Q4. If the cuts on the abdomen are so small in Laparoscopic surgery, how do you remove the uterus or a large tumour from inside the abdomen?
Quite often if the tumour is not malignant and contains fluid, it is punctured to collapse it into a smaller size. If it is solid, it can be cut into smaller pieces inside the abdomen using a special instrument. The collapsed or cut structures can be removed gently through the 1 cm cut on the abdomen which may be increased a bit if required. After hysterectomy, the uterus can be removed easily from below, through the vagina.
Q5. Will there be much pain or discomfort after Laparoscopic Surgery?
There may be some pain and discomfort in lower abdomen for one day to few days after Laparoscopic surgery but this is much less as compared to open surgery because the incisions on the abdomen are much smaller and there is much less tissue handling inside the abdomen by fine instruments instead of rough, big, gloved hands which can cause tissue injury in open surgery. There may be some pain in the shoulder following laparoscopy. This is not serious and is due to the gas used in the surgery to make space for instruments.
Q6. When can I be discharged from hospital?
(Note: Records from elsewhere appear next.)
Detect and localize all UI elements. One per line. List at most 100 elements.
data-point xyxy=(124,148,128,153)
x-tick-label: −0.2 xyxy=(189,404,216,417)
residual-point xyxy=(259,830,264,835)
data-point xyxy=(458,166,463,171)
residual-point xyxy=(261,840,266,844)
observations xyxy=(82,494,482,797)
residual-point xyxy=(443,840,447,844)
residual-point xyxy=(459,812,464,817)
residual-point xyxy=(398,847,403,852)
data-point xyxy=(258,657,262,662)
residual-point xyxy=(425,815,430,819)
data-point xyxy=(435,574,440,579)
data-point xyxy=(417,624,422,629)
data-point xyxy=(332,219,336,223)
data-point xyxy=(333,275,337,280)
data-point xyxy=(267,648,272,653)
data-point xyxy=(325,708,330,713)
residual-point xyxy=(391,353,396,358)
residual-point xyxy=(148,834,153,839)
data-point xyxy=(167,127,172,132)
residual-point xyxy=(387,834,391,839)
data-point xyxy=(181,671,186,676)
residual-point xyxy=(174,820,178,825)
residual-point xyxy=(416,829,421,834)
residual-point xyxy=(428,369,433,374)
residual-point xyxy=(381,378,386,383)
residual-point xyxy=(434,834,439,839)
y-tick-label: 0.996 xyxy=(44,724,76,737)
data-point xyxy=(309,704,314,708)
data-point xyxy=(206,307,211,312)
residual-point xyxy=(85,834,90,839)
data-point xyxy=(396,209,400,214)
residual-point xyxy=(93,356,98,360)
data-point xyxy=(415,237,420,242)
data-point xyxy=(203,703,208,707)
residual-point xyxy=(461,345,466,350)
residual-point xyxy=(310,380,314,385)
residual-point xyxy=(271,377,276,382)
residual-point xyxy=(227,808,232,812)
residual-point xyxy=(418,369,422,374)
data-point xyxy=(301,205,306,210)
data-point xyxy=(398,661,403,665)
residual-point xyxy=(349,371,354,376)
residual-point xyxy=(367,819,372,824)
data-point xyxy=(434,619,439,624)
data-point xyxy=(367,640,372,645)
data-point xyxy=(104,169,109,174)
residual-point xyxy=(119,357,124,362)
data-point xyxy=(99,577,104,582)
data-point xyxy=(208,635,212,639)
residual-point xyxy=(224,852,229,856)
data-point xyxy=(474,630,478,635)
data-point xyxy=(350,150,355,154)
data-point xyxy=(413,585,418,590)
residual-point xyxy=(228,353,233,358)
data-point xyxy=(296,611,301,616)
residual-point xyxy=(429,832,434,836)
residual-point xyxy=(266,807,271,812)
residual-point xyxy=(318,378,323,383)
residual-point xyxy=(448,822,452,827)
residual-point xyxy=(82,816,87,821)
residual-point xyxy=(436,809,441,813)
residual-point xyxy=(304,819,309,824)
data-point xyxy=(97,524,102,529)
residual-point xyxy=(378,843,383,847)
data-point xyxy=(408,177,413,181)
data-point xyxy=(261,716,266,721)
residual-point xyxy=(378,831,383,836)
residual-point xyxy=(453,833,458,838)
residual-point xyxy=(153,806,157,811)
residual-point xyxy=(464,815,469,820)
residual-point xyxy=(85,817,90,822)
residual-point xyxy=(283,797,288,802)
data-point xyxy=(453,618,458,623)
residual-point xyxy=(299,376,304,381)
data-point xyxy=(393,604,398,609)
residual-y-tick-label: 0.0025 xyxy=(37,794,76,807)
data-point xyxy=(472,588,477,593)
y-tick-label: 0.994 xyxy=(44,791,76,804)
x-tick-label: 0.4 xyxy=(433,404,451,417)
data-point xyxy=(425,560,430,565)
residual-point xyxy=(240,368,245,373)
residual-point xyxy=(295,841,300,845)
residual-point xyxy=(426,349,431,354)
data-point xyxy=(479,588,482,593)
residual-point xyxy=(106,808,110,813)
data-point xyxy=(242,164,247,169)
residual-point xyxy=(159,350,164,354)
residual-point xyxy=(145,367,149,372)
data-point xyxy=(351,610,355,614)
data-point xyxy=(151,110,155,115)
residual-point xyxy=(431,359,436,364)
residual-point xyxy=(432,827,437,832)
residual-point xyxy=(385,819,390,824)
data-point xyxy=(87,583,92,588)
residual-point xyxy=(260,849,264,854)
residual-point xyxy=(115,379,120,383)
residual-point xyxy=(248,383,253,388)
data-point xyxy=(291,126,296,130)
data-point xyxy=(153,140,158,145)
Following Diagnostic Laparoscopy or with simple Operative Laparoscopy you can expect to be discharged from hospital latest by the morning after surgery. In most other cases of intermediate or even major surgery, discharge is generally 1-2 days following the surgery unless there is some health issues prior to the surgery or any complication during the surgery. The complication rates for Laparoscopic surgery are not more than for open surgery and depend upon patient factors like anaemia, diabetes, obesity and skill of the surgeon.
Q7. When can I perform routine household activities or return to work after Laparoscopic Surgery?
Recovery after surgery depends upon many factors: presence of health problems before surgery; why the surgery is required; what surgery is being done; problems or complications of surgery, anaesthesia or blood transfusions. If all is well, one can perform routine household activities by 1 week, provided one doesn't feel tired. Although there may not be any harm, it may be unwise to be normally active within 48 hours of procedure. Following Diagnostic Laparoscopy or Operative Laparoscopy for simple procedures, one can return to work in 1 week. For other procedures, a 2-3 week off from work is reasonable. It depends on the type of work you are returning to. Avoid too rapid return to work if it is manually hard or requires standing for long durations of time. Sometimes a surgical procedure brings on a well needed rest and break from a lifetime of work. Mostly, when you return to work depends upon your own body and its signals of tiredness. You need to listen to those signals.